3. You don’t have to be religious to be a good person, but if you are religious and a bad person, it’s not difficult to cover it up.
4. Prince Charles would be lethal if he had a fully functioning brain.
5. Isn’t it funny how Richard Littlejohn is outrageously ugly, and an arsehole on paper? I bet he has a tiny penis. The pen is mightier than the sword? It probably is, Dick. It probably is.
6. Jan Moir was blatantly just jealous that Stephen Gately was happy and loved (fuck, I had a massive crush on him when I was 8, we all did), so she decided to try and smear his reputation with complete disregard for facts, compassion for another human being, and wit. I hope she’s ashamed of herself.
7. Most (but not all) practitioners of alternative medicine that I’ve met are rude, inarticulate, and have bad breath.
8. Dr Evan Harris MP has an offensively sweet tooth (he drinks Smirnoff Ice, yuk!)
9. David Cameron looks like someone who’d be great at lying for a living. As such, I’m sure he’ll be just as good a Prime Minister as Tony Blair. Whenever I see his face in the papers or on a billboard out and about, I whisper the word “wanker” under my breath and I feel slightly better about myself.

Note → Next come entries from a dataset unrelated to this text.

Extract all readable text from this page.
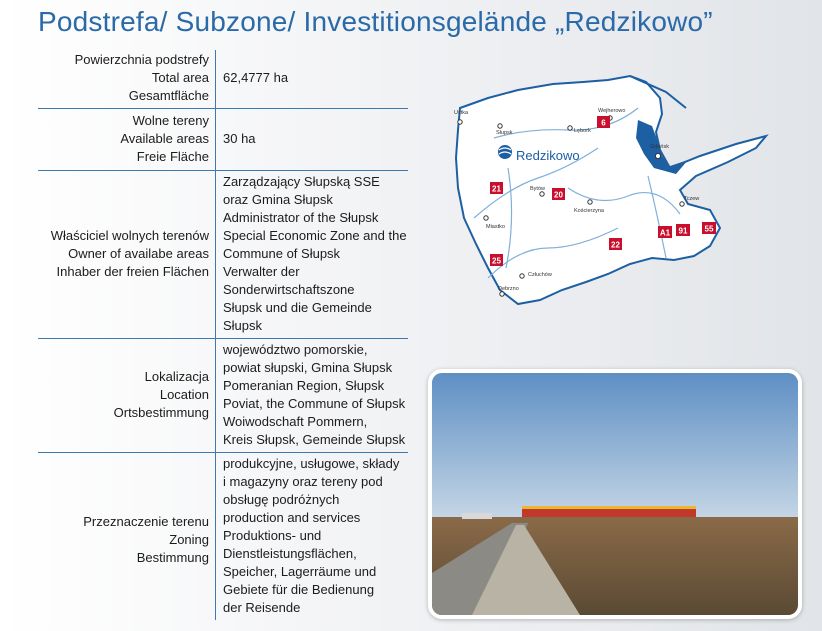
Podstrefa/ Subzone/ Investitionsgelände „Redzikowo”
Powierzchnia podstrefy
Total area
Gesamtfläche
62,4777 ha
Wolne tereny
Available areas
Freie Fläche
30 ha
Właściciel wolnych terenów
Owner of availabe areas
Inhaber der freien Flächen
Zarządzający Słupską SSE
oraz Gmina Słupsk
Administrator of the Słupsk
Special Economic Zone and the
Commune of Słupsk
Verwalter der
Sonderwirtschaftszone
Słupsk und die Gemeinde
Słupsk
Lokalizacja
Location
Ortsbestimmung
województwo pomorskie,
powiat słupski, Gmina Słupsk
Pomeranian Region, Słupsk
Poviat, the Commune of Słupsk
Woiwodschaft Pommern,
Kreis Słupsk, Gemeinde Słupsk
Przeznaczenie terenu
Zoning
Bestimmung
produkcyjne, usługowe, składy
i magazyny oraz tereny pod
obsługę podróżnych
production and services
Produktions- und
Dienstleistungsflächen,
Speicher, Lagerräume und
Gebiete für die Bedienung
der Reisende
Ustka
Słupsk
Wejherowo
Lębork
Gdańsk
Bytów
Kościerzyna
Tczew
Miastko
Człuchów
Debrzno
Redzikowo
6
21
20
22
A1 91 55
25
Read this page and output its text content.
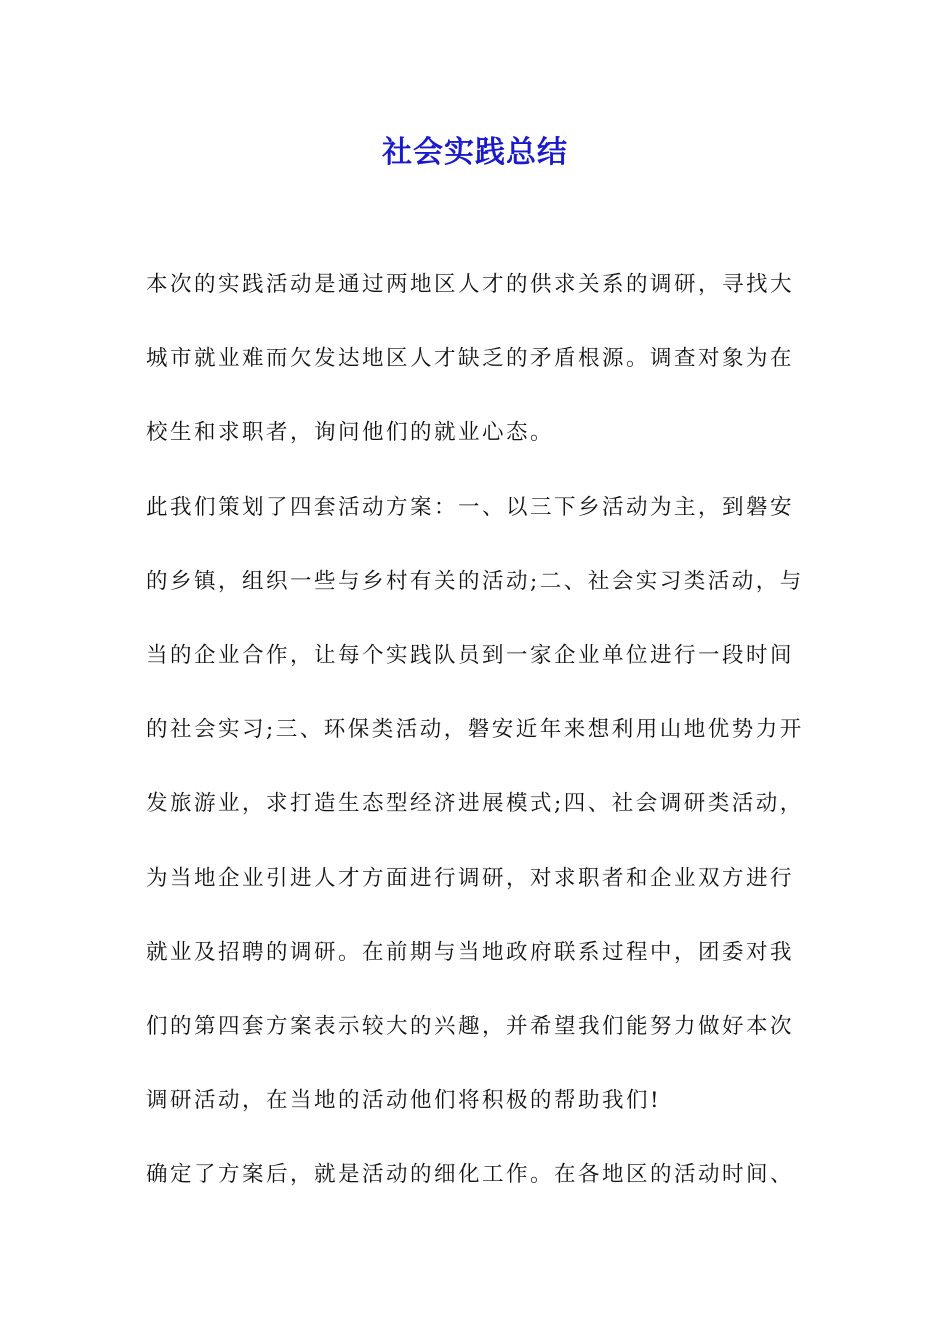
社会实践总结
本次的实践活动是通过两地区人才的供求关系的调研，寻找大
城市就业难而欠发达地区人才缺乏的矛盾根源。调查对象为在
校生和求职者，询问他们的就业心态。
此我们策划了四套活动方案：一、以三下乡活动为主，到磐安
的乡镇，组织一些与乡村有关的活动;二、社会实习类活动，与
当的企业合作，让每个实践队员到一家企业单位进行一段时间
的社会实习;三、环保类活动，磐安近年来想利用山地优势力开
发旅游业，求打造生态型经济进展模式;四、社会调研类活动，
为当地企业引进人才方面进行调研，对求职者和企业双方进行
就业及招聘的调研。在前期与当地政府联系过程中，团委对我
们的第四套方案表示较大的兴趣，并希望我们能努力做好本次
调研活动，在当地的活动他们将积极的帮助我们!
确定了方案后，就是活动的细化工作。在各地区的活动时间、
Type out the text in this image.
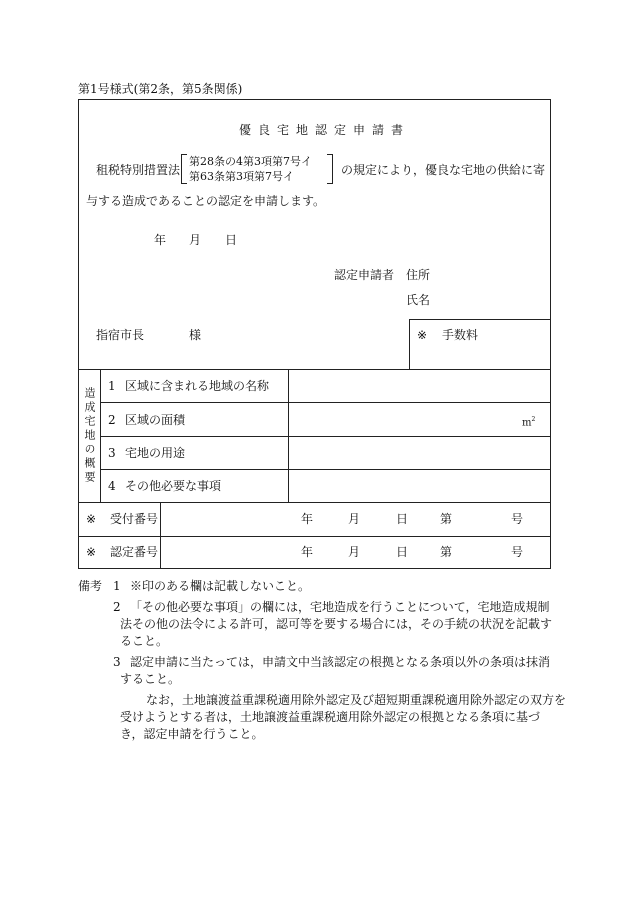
第1号様式(第2条，第5条関係)
優良宅地認定申請書
租税特別措置法
第28条の4第3項第7号イ
第63条第3項第7号イ	の規定により，優良な宅地の供給に寄
与する造成であることの認定を申請します。
年 月 日
認定申請者 住所
氏名
指宿市長	様	※ 手数料
造成宅地の概要
1 区域に含まれる地域の名称
2 区域の面積	$m^2$
3 宅地の用途
4 その他必要な事項
※ 受付番号	年	月	日	第	号
※ 認定番号	年	月	日	第	号
備考 1 ※印のある欄は記載しないこと。
2 「その他必要な事項」の欄には，宅地造成を行うことについて，宅地造成規制
法その他の法令による許可，認可等を要する場合には，その手続の状況を記載す
ること。
3 認定申請に当たっては，申請文中当該認定の根拠となる条項以外の条項は抹消
すること。
なお，土地譲渡益重課税適用除外認定及び超短期重課税適用除外認定の双方を
受けようとする者は，土地譲渡益重課税適用除外認定の根拠となる条項に基づ
き，認定申請を行うこと。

10. Contrary to popular belief in the CAM world, Andy Lewis, Martin Robbins, Jack of Kent, Evan Harris, Sunny Hundal, Five Chinese Crackers, Crispian Jago, Gimpy and all the male skeptics who come to Skeptics in the Pub are all really nice guys who act fairly normal around women. I’ve made jokes at their expense to their faces and they didn’t even blush or threaten to sue me. And none of them work for pharmaceutical companies. I know one lady who’s an admin clerk for Big Pharma. She gets paid less than £20,000 a year, and is definitely not a “shill” for them. She has a really cool pair of purple Dr Martens that I want though. I guess once you make up magic, making up your own little world where you’re the king isn’t much of a challenge either.
If any of these ideas sound like the sort of thing you’d like to have read, please sign http://www.libelreform.org/ and tell everyone you know to do the same. This isn’t something that only affects the chattering classes or the liberal lefty woolly minded loonies I spend my free time with. If you enjoy your right to call someone a wanker, or to suggest that something’s not working as it says it does without the worry of being done for it then put your name to the campaign. It takes less than a minute if you can type your name as fast as I can and will help keep us ordinary citizens speaking our mind whenever we want to!